Два офицера шли в темноте и долго вслух мечтали о том, как бы получить ранение и уехать в тыл отдохнуть. Деревня, занятая противником, была уже близко. Мотовилов замолчал и быстро пошел на другой фланг своей роты. Цепь пошла тише, осторожней. Щелкнули затворы. Ноги стали заплетаться через борозды. Испуганно и гулко треснули выстрелы красных секретов, за ними предостерегающе захлопали полевые караулы. Застучали макленки. Огоньки заблестели по полю, яркой, светящейся цепью рассыпались вдоль деревни. Белые остановились, залегли, брызнули, засверкали тысячами ответных огоньков. С басистым рокотом и ревом ухнул в деревню первый снаряд и сразу же поджег какую-то избу. Яркие языки лизнули крышу, метнулись вверх, осветили улицу багровым, мятущимся светом. Заревели коровы, заблеяли овцы, и люди засуетились, заметались в страхе. Снаряды стали сыпаться очередями, разворачивая, поджигая все новые и новые дома. Пожар усилился, деревня пылала, как большой костер, а по сторонам от нее вправо и влево вспыхивали огоньки выстрелов, и казалось, что это мелкие угольки летят с треском с пожарища, огненным дождем рассыпаются по полю. Без звука, без крика встали белые цепи и пошли в атаку, как верные псы зубами, защелкали пулеметы и, высунув свои горящие, длинные языки, жадно лизали темноту ночи. Точно ветер налетел на длинную цепь светящихся угольков, начал тушить их и разбрасывать по сторонам. Люди, тяжело топая, бежали вслед за летящими, перепутавшимися, смешавшимися в кучу угольками. Ветер сердито ревел и разметывал по полю целые головни огня. Стали рваться ручные гранаты. Деревня была взята. Рота Мотовилова захватила в плен комиссара полка, в одну минуту раздела его донага, вывернула все карманы.
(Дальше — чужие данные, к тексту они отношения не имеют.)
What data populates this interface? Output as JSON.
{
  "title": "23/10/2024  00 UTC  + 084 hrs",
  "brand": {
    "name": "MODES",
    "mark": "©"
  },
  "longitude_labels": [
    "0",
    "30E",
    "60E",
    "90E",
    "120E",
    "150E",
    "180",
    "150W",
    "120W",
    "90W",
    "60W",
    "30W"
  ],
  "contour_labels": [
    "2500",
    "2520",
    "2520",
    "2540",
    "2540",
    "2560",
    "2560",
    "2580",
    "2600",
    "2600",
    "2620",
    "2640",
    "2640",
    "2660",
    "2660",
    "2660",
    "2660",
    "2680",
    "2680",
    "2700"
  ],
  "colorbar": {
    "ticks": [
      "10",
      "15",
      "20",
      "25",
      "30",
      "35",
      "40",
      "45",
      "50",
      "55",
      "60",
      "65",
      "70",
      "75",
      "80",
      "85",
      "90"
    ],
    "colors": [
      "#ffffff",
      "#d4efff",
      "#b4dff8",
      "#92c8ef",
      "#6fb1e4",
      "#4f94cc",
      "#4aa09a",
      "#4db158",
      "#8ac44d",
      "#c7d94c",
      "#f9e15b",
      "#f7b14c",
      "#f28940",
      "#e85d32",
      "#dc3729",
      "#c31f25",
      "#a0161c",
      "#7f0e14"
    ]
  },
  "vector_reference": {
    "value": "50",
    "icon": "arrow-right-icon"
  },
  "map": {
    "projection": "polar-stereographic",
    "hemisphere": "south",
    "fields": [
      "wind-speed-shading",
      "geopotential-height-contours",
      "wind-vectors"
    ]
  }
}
– Иван, Иван, – кричал на ходу Мотовилов, – мои-то ничего себе кусочек подцепили – комиссара, денег николаевских здоровущую пачку вытащили, кожаное обмундирование сняли, браунинг, бинокль.
Барановский спешил за цепью: нужно было быстро захватить и соседнюю деревушку.
– А куда самого комиссара-то дели? – закричал он.
– Черт их знает, не то живого, не то мертвого, видел только, как они его в горящую избу шарахнули.